Two traps catch beginners. First: a homomorphism is not required to be a
bijection. Reduction \mathbb{Z} \to \mathbb{Z}_n is surjective but wildly
non-injective (infinitely many integers share each residue); the inclusion
\mathbb{Z} \hookrightarrow \mathbb{R} under addition is injective but far
from surjective. Injective, surjective, both, or neither — all four are allowed. Only the "both" case
earns the name isomorphism.
Second — the sneakier one: the defining law is
\varphi(ab) = \varphi(a)\varphi(b), where each side uses that group's own
operation. It does not say \varphi(a+b) = \varphi(a) + \varphi(b)
unless both groups happen to be additive. When the operations differ, the equation genuinely mixes
them. Take the exponential \exp : (\mathbb{R}, +) \to (\mathbb{R}^{\times}, \times):
the homomorphism property is
\exp(a + b) = \exp(a)\cdot\exp(b) — a plus on the left turns into a
times on the right. Writing \exp(a+b) = \exp(a) + \exp(b) would be
flatly false. Always ask which operation lives on which side before you apply the rule.

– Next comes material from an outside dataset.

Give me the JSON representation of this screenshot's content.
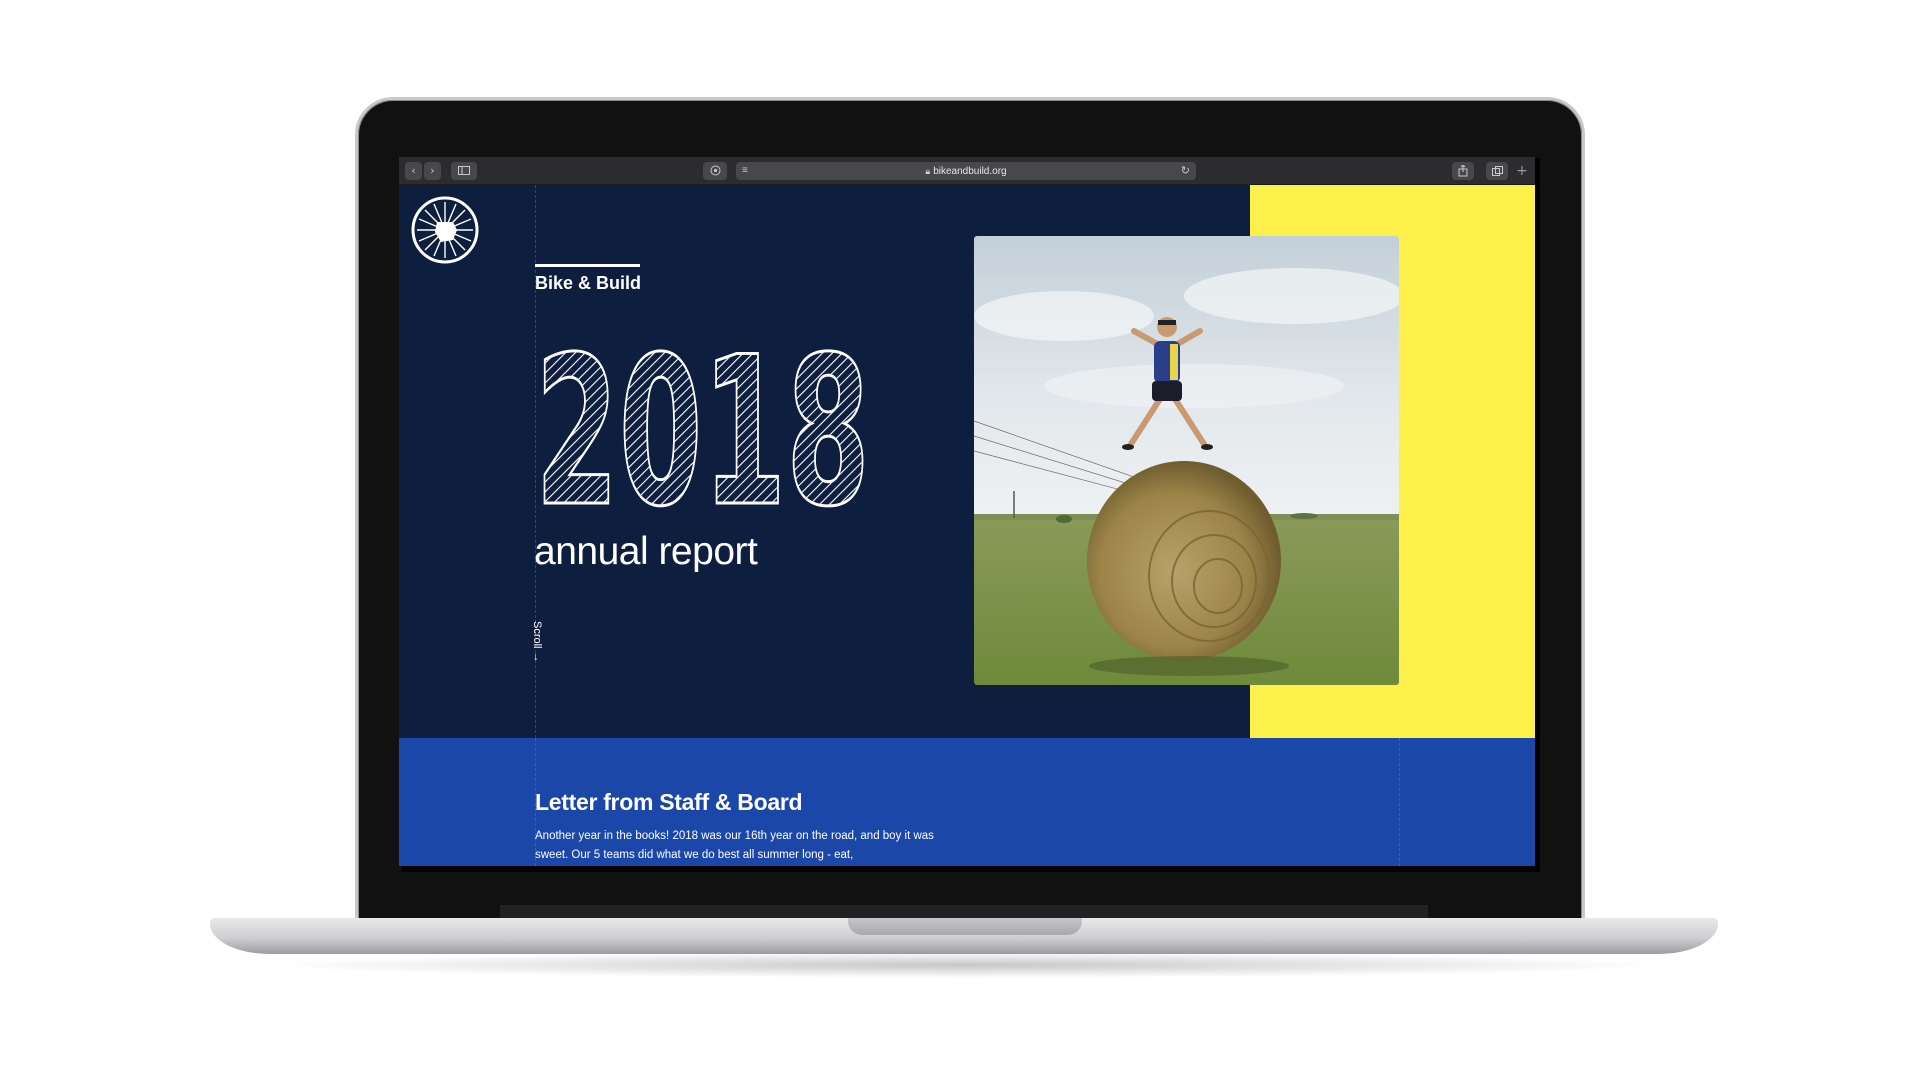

Here is an isomorphism that feels like it shouldn't exist. The additive group of all real
numbers, (\mathbb{R}, +), is isomorphic to the multiplicative group of
positive reals, (\mathbb{R}^{+}, \times):
\exp : (\mathbb{R}, +) \;\xrightarrow{\;\cong\;}\; (\mathbb{R}^{+}, \times), \qquad x \mapsto e^{x}.
It is a homomorphism because e^{x+y} = e^{x}e^{y}; it is injective (the
exponential never repeats a value, so the kernel is just \{0\}); and it is
surjective onto the positive reals, with inverse \ln. So "the reals under
addition" and "the positive reals under multiplication" are, as groups, the very same object —
two costumes on one skeleton. This is not a curiosity: it is exactly why a slide rule turns
multiplication into the physical act of adding lengths, and why logarithms were history's first great
computational shortcut. An isomorphism lets you do your arithmetic in whichever costume is easier.